By Steve Cichon
steve@buffalostories.com
@stevebuffalo
Doing ’80s research is dangerous for me. Any time frame earlier is “history,” and I love it… but it’s hard to be clinical when every turned page of a 70s or 80s Courier-Express or Buffalo Evening News is dripping with images and ideas that leave me drowning in nostalgia.
I could write a short book about when the bottom shelf of the pop aisle at every Buffalo grocery store was filled with Coke, Pepsi, and RC Cola in tall, thin glass bottles.
Pop tasted so much better in those 16oz glass bottles. Those eight packs were always on sale, and even when they weren’t, it was the cheapest way to buy the name brand.
That’s why Gramps loved ’em.
Grandma Cichon lived a few doors from Seneca Street in a worn out, but grand old house. When you walked in the front door and looked straight ahead, you looked through the front hall, then a more narrow hallway, and then right into the kitchen.
If Grandma wasn’t at the stove cooking, she was the first thing you’d see when that door swung open, sitting at the head of the table, with a cup of coffee in a gold butterfly mug and Kool 100 burning in the over-full ashtray.
When you creaked open that big door and looked slightly to the right, if Gramps wasn’t working (which was a lot– he still had three jobs when I was little), he was sitting in that comfy chair right just on the other side of the beautiful leaded glass doors which lead into the parlor.
Grandma generally would see us first, and start to say hello, before Gramps– who was much closer– would take his eyes off of Lawrence Welk or Bugs Bunny to intercept us for a minute.
“Ha’oh dere, son,” Gramps would say in a pretty thick standard Buffalo Polish accent.

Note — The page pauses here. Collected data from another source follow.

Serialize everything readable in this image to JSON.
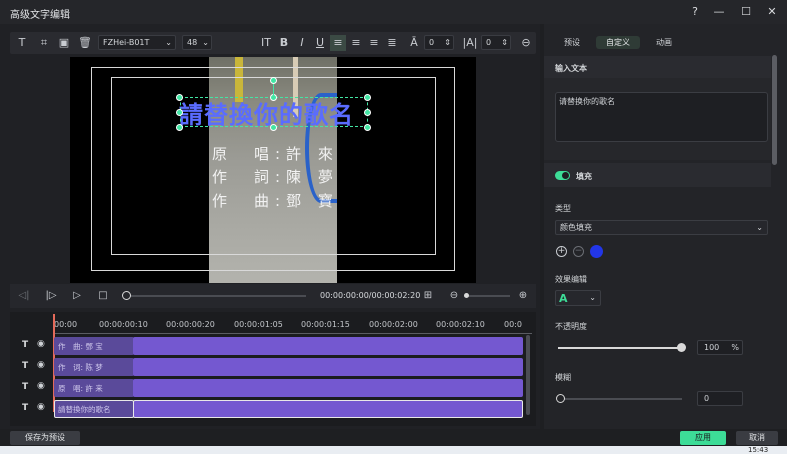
{
  "window": {
    "title": "高级文字编辑",
    "help": "?",
    "minimize": "—",
    "maximize": "☐",
    "close": "✕"
  },
  "toolbar": {
    "font": "FZHei-B01T",
    "size": "48",
    "char_spacing": "0",
    "line_spacing": "0"
  },
  "canvas": {
    "title_text": "請替換你的歌名",
    "credits": [
      "原　唱:許 來",
      "作　詞:陳 夢",
      "作　曲:鄧 寶"
    ]
  },
  "player": {
    "timecode": "00:00:00:00/00:00:02:20"
  },
  "timeline": {
    "ruler": [
      "00:00",
      "00:00:00:10",
      "00:00:00:20",
      "00:00:01:05",
      "00:00:01:15",
      "00:00:02:00",
      "00:00:02:10",
      "00:0"
    ],
    "tracks": [
      {
        "label": "作　曲: 鄧 宝"
      },
      {
        "label": "作　词: 陈 梦"
      },
      {
        "label": "原　唱: 許 来"
      },
      {
        "label": "請替換你的歌名"
      }
    ],
    "track_icon": "T"
  },
  "buttons": {
    "save_preset": "保存为预设",
    "apply": "应用",
    "cancel": "取消"
  },
  "panel": {
    "tabs": [
      "预设",
      "自定义",
      "动画"
    ],
    "active_tab": "自定义",
    "input_section": "输入文本",
    "input_value": "请替换你的歌名",
    "fill_label": "填充",
    "type_label": "类型",
    "type_value": "颜色填充",
    "effect_label": "效果编辑",
    "effect_value": "A",
    "opacity_label": "不透明度",
    "opacity_value": "100",
    "opacity_unit": "%",
    "blur_label": "模糊",
    "blur_value": "0"
  },
  "colors": {
    "accent": "#3ddc97",
    "fill_color": "#2236e8",
    "title_color": "#5a6cff",
    "clip_color": "#7458d0"
  },
  "taskbar": {
    "clock": "15:43"
  }
}
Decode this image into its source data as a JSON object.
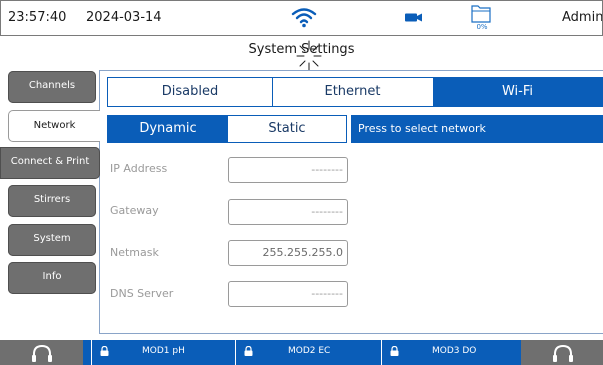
{
  "status_bar": {
    "time": "23:57:40",
    "date": "2024-03-14",
    "wifi_icon": "wifi-icon",
    "camera_icon": "camera-icon",
    "folder_icon": "folder-icon",
    "storage_percent": "0%",
    "user": "Admin"
  },
  "header": {
    "title": "System Settings"
  },
  "sidebar": {
    "items": [
      {
        "label": "Channels",
        "active": false
      },
      {
        "label": "Network",
        "active": true
      },
      {
        "label": "Connect & Print",
        "active": false
      },
      {
        "label": "Stirrers",
        "active": false
      },
      {
        "label": "System",
        "active": false
      },
      {
        "label": "Info",
        "active": false
      }
    ]
  },
  "network": {
    "mode_tabs": [
      {
        "label": "Disabled",
        "selected": false
      },
      {
        "label": "Ethernet",
        "selected": false
      },
      {
        "label": "Wi-Fi",
        "selected": true
      }
    ],
    "ip_tabs": [
      {
        "label": "Dynamic",
        "selected": true
      },
      {
        "label": "Static",
        "selected": false
      }
    ],
    "select_network_label": "Press to select network",
    "fields": [
      {
        "label": "IP Address",
        "value": "--------"
      },
      {
        "label": "Gateway",
        "value": "--------"
      },
      {
        "label": "Netmask",
        "value": "255.255.255.0"
      },
      {
        "label": "DNS Server",
        "value": "--------"
      }
    ]
  },
  "bottom_bar": {
    "modules": [
      {
        "label": "MOD1 pH"
      },
      {
        "label": "MOD2 EC"
      },
      {
        "label": "MOD3 DO"
      }
    ],
    "headset_icon": "headset-icon",
    "lock_icon": "lock-icon"
  },
  "colors": {
    "accent": "#0a5db8",
    "sidebar_button": "#6f6f6f"
  }
}
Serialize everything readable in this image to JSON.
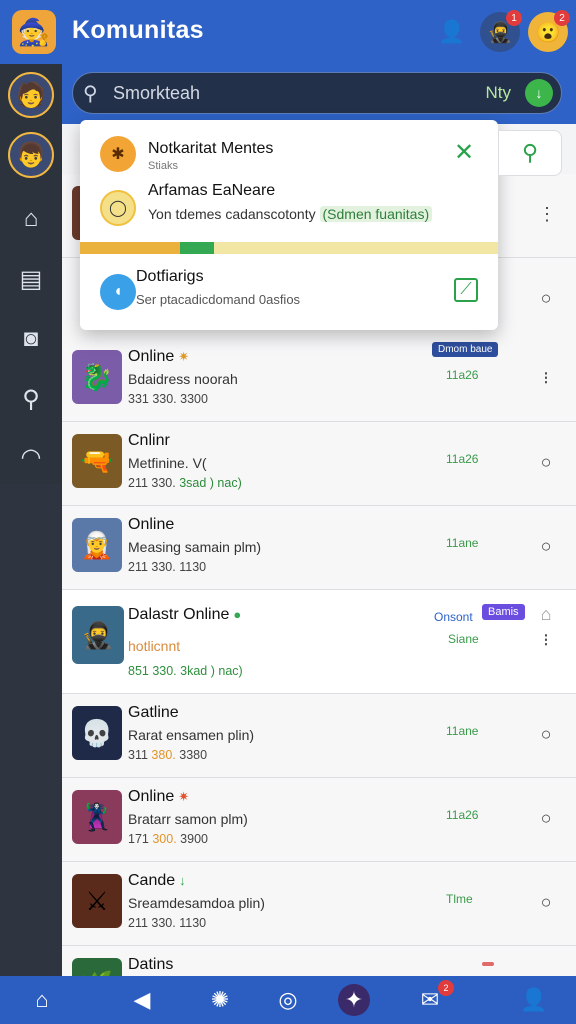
{
  "app": {
    "title": "Komunitas",
    "logo_icon": "game-character-icon",
    "header_icons": [
      "user-icon",
      "avatar-character-icon",
      "emoji-icon"
    ],
    "header_badges": [
      "1",
      "2"
    ]
  },
  "search": {
    "placeholder": "Smorkteah",
    "filter_label": "Nty"
  },
  "popup": {
    "items": [
      {
        "title": "Notkaritat Mentes",
        "subtitle": "Stiaks",
        "icon": "swirl-icon",
        "right_icon": "close-icon"
      },
      {
        "title": "Arfamas EaNeare",
        "subtitle": "Yon tdemes cadanscotonty",
        "tag": "(Sdmen fuanitas)",
        "icon": "circle-icon"
      },
      {
        "title": "Dotfiarigs",
        "subtitle": "Ser ptacadicdomand 0asfios",
        "icon": "chat-icon",
        "right_icon": "edit-icon"
      }
    ],
    "progress_1": 0.24,
    "progress_2": 0.08
  },
  "list": [
    {
      "name": "Online",
      "emoji": "✷",
      "sub": "Bdaidress noorah",
      "meta_a": "331 330.",
      "meta_b": "3300",
      "stat": "11a26",
      "badge": "Dmom baue"
    },
    {
      "name": "Cnlinr",
      "emoji": "",
      "sub": "Metfinine.  V(",
      "meta_a": "211 330.",
      "meta_b": "3sad ) nac)",
      "stat": "11a26",
      "badge": ""
    },
    {
      "name": "Online",
      "emoji": "",
      "sub": "Measing samain plm)",
      "meta_a": "211 330.",
      "meta_b": "1130",
      "stat": "11ane",
      "badge": ""
    },
    {
      "name": "Dalastr Online",
      "emoji": "●",
      "sub": "hotlicnnt",
      "meta_a": "851 330.",
      "meta_b": "3kad ) nac)",
      "stat": "Siane",
      "badge": "Bamis",
      "status_label": "Onsont"
    },
    {
      "name": "Gatline",
      "emoji": "",
      "sub": "Rarat ensamen plin)",
      "meta_a": "311",
      "meta_mid": "380.",
      "meta_b": "3380",
      "stat": "11ane",
      "badge": ""
    },
    {
      "name": "Online",
      "emoji": "✷",
      "sub": "Bratarr samon plm)",
      "meta_a": "171",
      "meta_mid": "300.",
      "meta_b": "3900",
      "stat": "11a26",
      "badge": ""
    },
    {
      "name": "Cande",
      "emoji": "↓",
      "sub": "Sreamdesamdoa plin)",
      "meta_a": "211 330.",
      "meta_b": "1130",
      "stat": "Tlme",
      "badge": ""
    },
    {
      "name": "Datins",
      "emoji": "",
      "sub": "",
      "meta_a": "",
      "meta_b": "",
      "stat": "",
      "badge": ""
    }
  ],
  "bottom_nav": {
    "icons": [
      "home-icon",
      "back-icon",
      "settings-icon",
      "record-icon",
      "galaxy-icon",
      "mail-icon",
      "profile-icon"
    ],
    "mail_badge": "2"
  },
  "colors": {
    "header": "#2e62c6",
    "rail": "#2c333d",
    "accent_green": "#3cb54a",
    "badge_red": "#e23b3b"
  }
}
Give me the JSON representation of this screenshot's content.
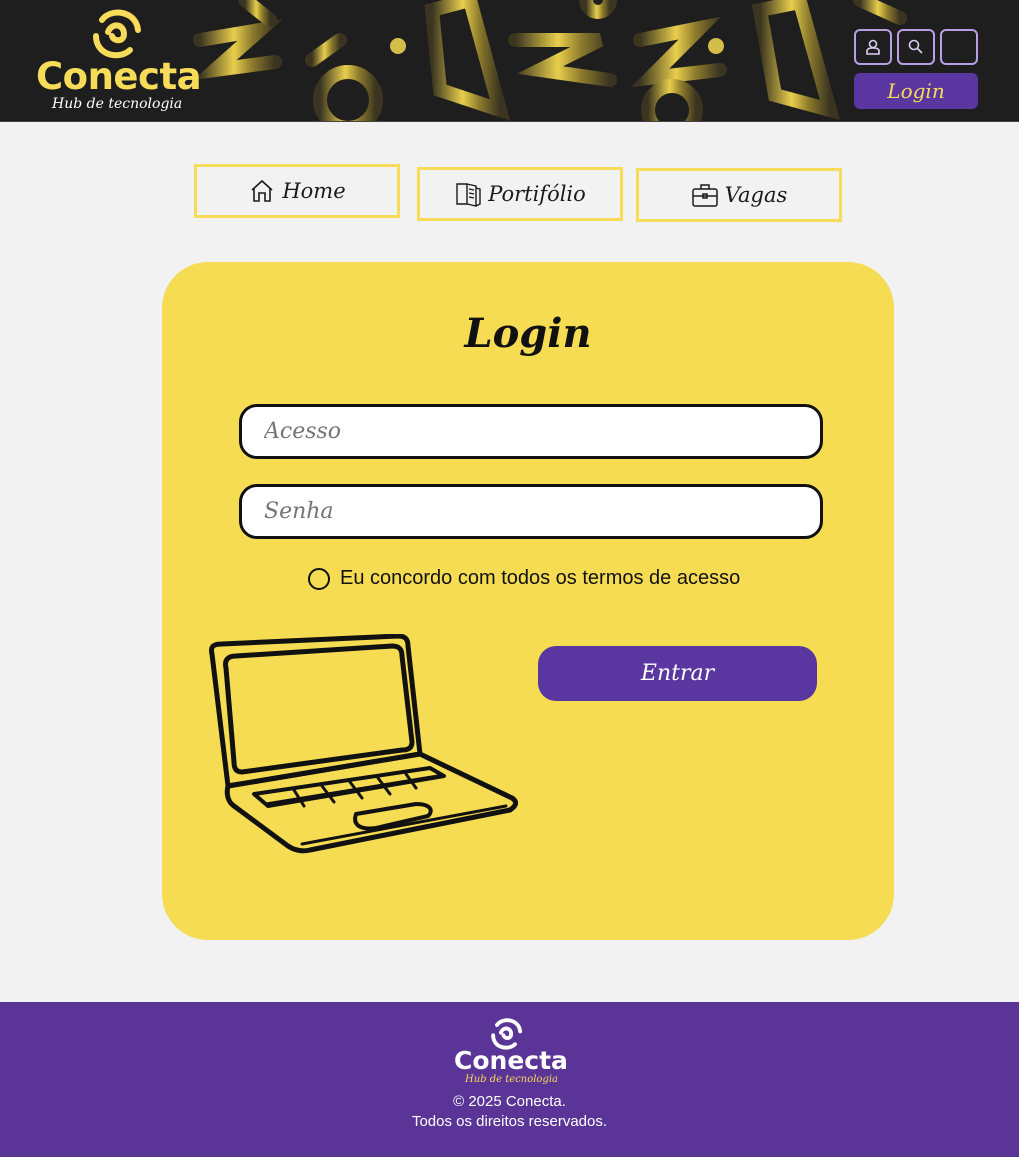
{
  "header": {
    "logo": {
      "name": "Conecta",
      "tagline": "Hub de tecnologia"
    },
    "icons": [
      "user-icon",
      "search-icon",
      "empty-icon"
    ],
    "login_label": "Login"
  },
  "nav": [
    {
      "label": "Home",
      "icon": "home-icon"
    },
    {
      "label": "Portifólio",
      "icon": "portfolio-icon"
    },
    {
      "label": "Vagas",
      "icon": "briefcase-icon"
    }
  ],
  "login_form": {
    "title": "Login",
    "access_placeholder": "Acesso",
    "password_placeholder": "Senha",
    "terms_label": "Eu concordo com todos os termos de acesso",
    "submit_label": "Entrar"
  },
  "footer": {
    "logo": {
      "name": "Conecta",
      "tagline": "Hub de tecnologia"
    },
    "copyright": "© 2025 Conecta.",
    "rights": "Todos os direitos reservados."
  },
  "colors": {
    "yellow": "#f6dc52",
    "purple": "#5a36a0",
    "header_bg": "#1e1e1e",
    "page_bg": "#f2f2f2"
  }
}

I had no idea there was anything to notice about that. Isn’t that how everyone’s Grandpa talked?
“Can I get you a glass of pop or a sandwich?” Gramps would ask, and immediately piss off my ol’man.
“Jesus Christ, Dad, it’s ten o’clock in the mornin’,” Dad would say, walking toward Grandma in the kitchen.
Ignoring my ol’man completely, Gramps would give an inventory.
“Well help yourself. In the ice box we got two kinds of baloney… Polish loaf… olive loaf… pimento loaf… ham…”
The sound of his voice would trail off as we walked through the narrow hallway on the way to the kitchen.
Now I wouldn’t think anything of this hallway until twenty years later, when the girlfriend-who-became-my-wife asked me about it after visiting Gramps.
In the same way I never thought anything about my grandpa’s Polish accent, I never thought anything about his hallway filled with pop.
When I say filled, I mean the entire length of the ten-foot long walkway had pop pushed up against the wall, stacked two or three deep and two, three, or four high in some places.
It was mystical and mystifying. Gramps’ pop display was far more impressive than what you’d have seen at Quality Food Mart, half a block away at Seneca and Duerstein.
There were 2-liter and 3-liter bottles; flat, mixed-flavored cases of grocery-store brand cans; some times a wooden case or two from Visniak, but more than anything else, 8-pack after 8-pack of glass bottles.
Now Gramps had ten kids, but there weren’t ten kids living there at the time. And even for ten kids– hundreds of servings of soda pop lined up waist high, the first thing you see when you walk into the house… well, it was one of many things that made Gramps a true Buffalo original.
I’m sure there was something about taking advantage of a good sale… or getting one over on a cashier with an expired coupon… or (put a star next to this one) getting under my grandmother’s skin by buying things she’d say they didn’t need…
But Gramps really didn’t drink. He wouldn’t want a beer, but would relax with a coffee or a pop.
He also really wanted to share his pop, and make sure you knew it was OK to take it. He wasn’t just being polite in offering it. That wall was there to prove, “I got plenty! Go ahead and take one!”
You could expect to refuse a pop at least three or four times while visiting with Gramps, and then one more on the way out.
“Sure you don’t want a pop, son? Why don’t you take some home? I’ll get you a bag.”